No bear baiting these days, thank goodness!
Surrounded by a ‘village’ with stalls, an Elizabethan style garden and an outdoor stage for itinerant performers – we were entertained by ‘Mad Alice’ to the grisly history of hanging and the Plague/Black Death while we had our lunch – the Rose Theatre has a schedule of matinee, evening and special schools performances throughout the summer. Our visit took place on a warm and sunny afternoon, which was fortunate. Although the galleries are blessed with a roof, the wind can really whistle through them some days, as I discovered last year.

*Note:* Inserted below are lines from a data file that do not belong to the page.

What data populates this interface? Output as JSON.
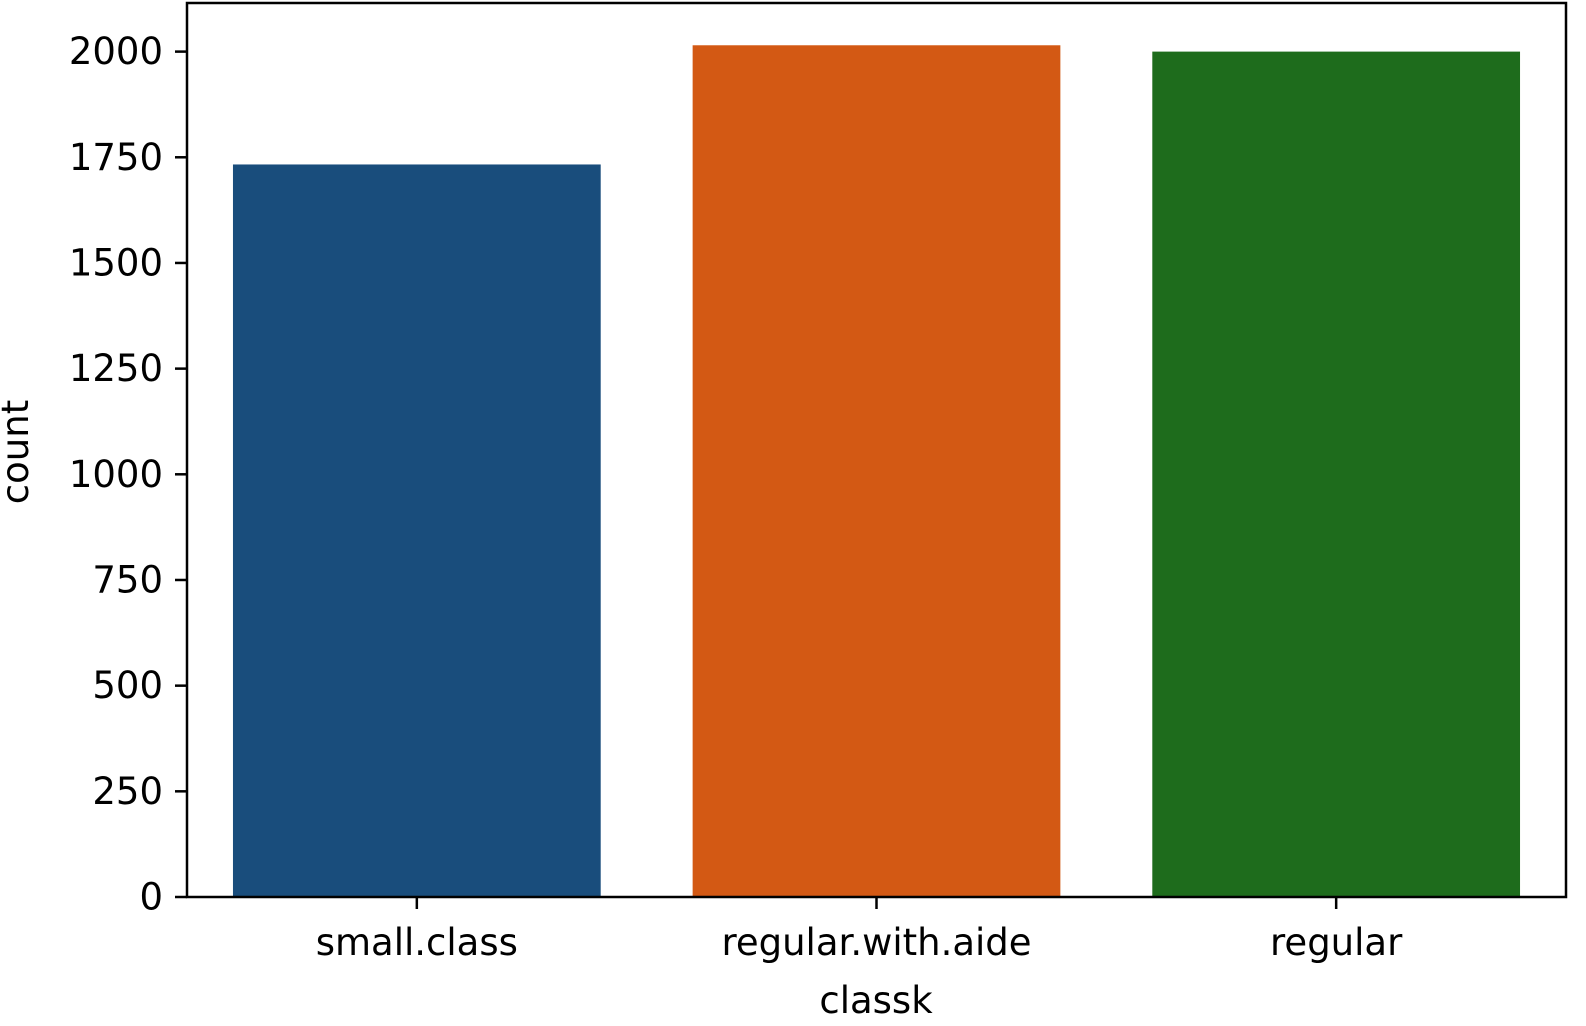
{
  "chart_data": {
    "type": "bar",
    "title": "",
    "xlabel": "classk",
    "ylabel": "count",
    "categories": [
      "small.class",
      "regular.with.aide",
      "regular"
    ],
    "values": [
      1733,
      2015,
      2000
    ],
    "colors": [
      "#194d7c",
      "#d35914",
      "#1e6c1c"
    ],
    "ylim": [
      0,
      2115
    ],
    "yticks": [
      0,
      250,
      500,
      750,
      1000,
      1250,
      1500,
      1750,
      2000
    ],
    "grid": false,
    "legend": "none"
  }
}
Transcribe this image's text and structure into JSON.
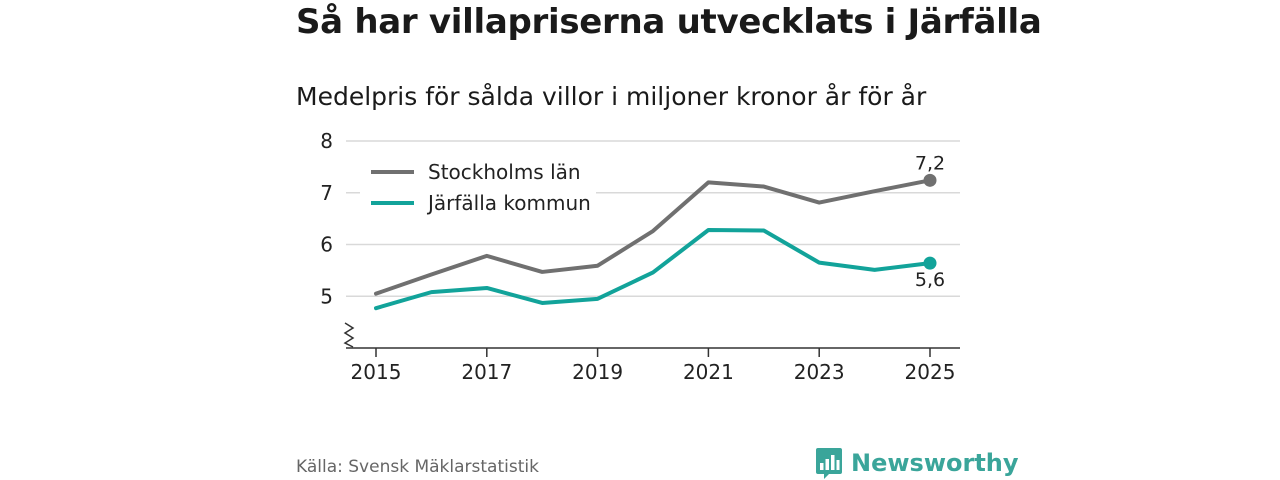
{
  "title": "Så har villapriserna utvecklats i Järfälla",
  "subtitle": "Medelpris för sålda villor i miljoner kronor år för år",
  "source": "Källa: Svensk Mäklarstatistik",
  "brand": {
    "name": "Newsworthy",
    "icon": "bar-chart-logo-icon",
    "color": "#3aa59a"
  },
  "colors": {
    "stockholm": "#707070",
    "jarfalla": "#12a39a",
    "grid": "#d9d9d9",
    "axis": "#333333"
  },
  "chart_data": {
    "type": "line",
    "title": "Så har villapriserna utvecklats i Järfälla",
    "subtitle": "Medelpris för sålda villor i miljoner kronor år för år",
    "xlabel": "",
    "ylabel": "",
    "x": [
      2015,
      2016,
      2017,
      2018,
      2019,
      2020,
      2021,
      2022,
      2023,
      2024,
      2025
    ],
    "xticks": [
      "2015",
      "2017",
      "2019",
      "2021",
      "2023",
      "2025"
    ],
    "yticks": [
      "5",
      "6",
      "7",
      "8"
    ],
    "ylim": [
      4.0,
      8.0
    ],
    "axis_break": true,
    "legend_position": "top-left",
    "series": [
      {
        "name": "Stockholms län",
        "key": "stockholm",
        "values": [
          5.05,
          5.42,
          5.78,
          5.47,
          5.59,
          6.26,
          7.2,
          7.12,
          6.81,
          7.03,
          7.24
        ],
        "end_label": "7,2"
      },
      {
        "name": "Järfälla kommun",
        "key": "jarfalla",
        "values": [
          4.77,
          5.08,
          5.16,
          4.87,
          4.95,
          5.46,
          6.28,
          6.27,
          5.65,
          5.51,
          5.64
        ],
        "end_label": "5,6"
      }
    ]
  }
}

The ‘groundlings’ were also lucky for this performance and had plenty of room to sit down or lean on the stage. (During sell out sessions, they can be packed in like a football crowd, must remaining standing throughout and are not allowed umbrellas on even the wettest days for fear of blocking the view of the stage from the seated areas.) There can be perks, though, for those anxious to be close to the action. We saw one chap singled out by Hamlet, who bounded off the stage and gave him the full ‘What a piece of work is man’ speech from very close quarters indeed, and a girl was presented by Ophelia with a daisy. Imagine that at the Old Vic!
I very much enjoyed the performance, with David Oakes in the part of the gloomy Dane backed by a strong cast. Having struggled throughout to remember why his face was so familiar, I discovered later that he’d played the part of Prince Albert’s brother in the latest TV drama about Queen Victoria. Photography is strongly discouraged, but I allowed myself this shot of the finale. Over exposed, I know, but the sunshine was so strong that some cast members were squinting when at the front of the stage. The only other drawback was that lines were occasionally difficult to hear, which may have been for technical reasons. I know the play well enough for that not to be a major problem for me, but some of the people around me were struggling
The other plays being staged in rotation this year are Henry V, The Tempest and Twelfth Night, with actors often having a major role in one play and a minor one in another. To satisfy the increasing demand for ‘diversity’, casting is colour blind and, for some roles, also gender blind. Horatio, for example, was played by a woman. Quite a reverse from the situation in Shakespeare’s day, but I think he might have approved.
4 July, 2019
Nothing for ages and then literary events come along one behind the other!
Every alternate Wednesday afternoon is booked at Harrogate Library for one or more PYA authors to strut their stuff and this week it was my turn. I spent as much time talking about my inspiration for the novel and its recently released prequel ‘Foreshadowing’ as I did about ‘Shadows of the Past’ itself and was happy to answer the many questions fired at me by the audience.
This morning saw me in Knaresborough taking part in a second PYA version of ‘Just a Minute’ with Paul Smith chairing this time. The other participants were romantic novelist John Jackson,blogger Susanna Lewis, horror writer Lee Franklin and poet Kate Swann, so a fair spread of genres! We did tackle some serious topics, but there was a great deal of hilarity as well.
27 June, 2019
Northallerton Library was the venue for my talk yesterday to a very appreciative audience. (The feedback confirmed this later, so it wasn’t just my impression.)
I spent a lot of time on the background of the story – inspired by the life of a great-uncle by marriage – and shared some of my research notes before reading extracts.
Thanks are due to John Jackson for this photo and for handling the paperwork, Neelie Wicks for organising the event and Outreach Librarian Greg Kubas for his ongoing support for PYA (Promoting Yorkshire Authors).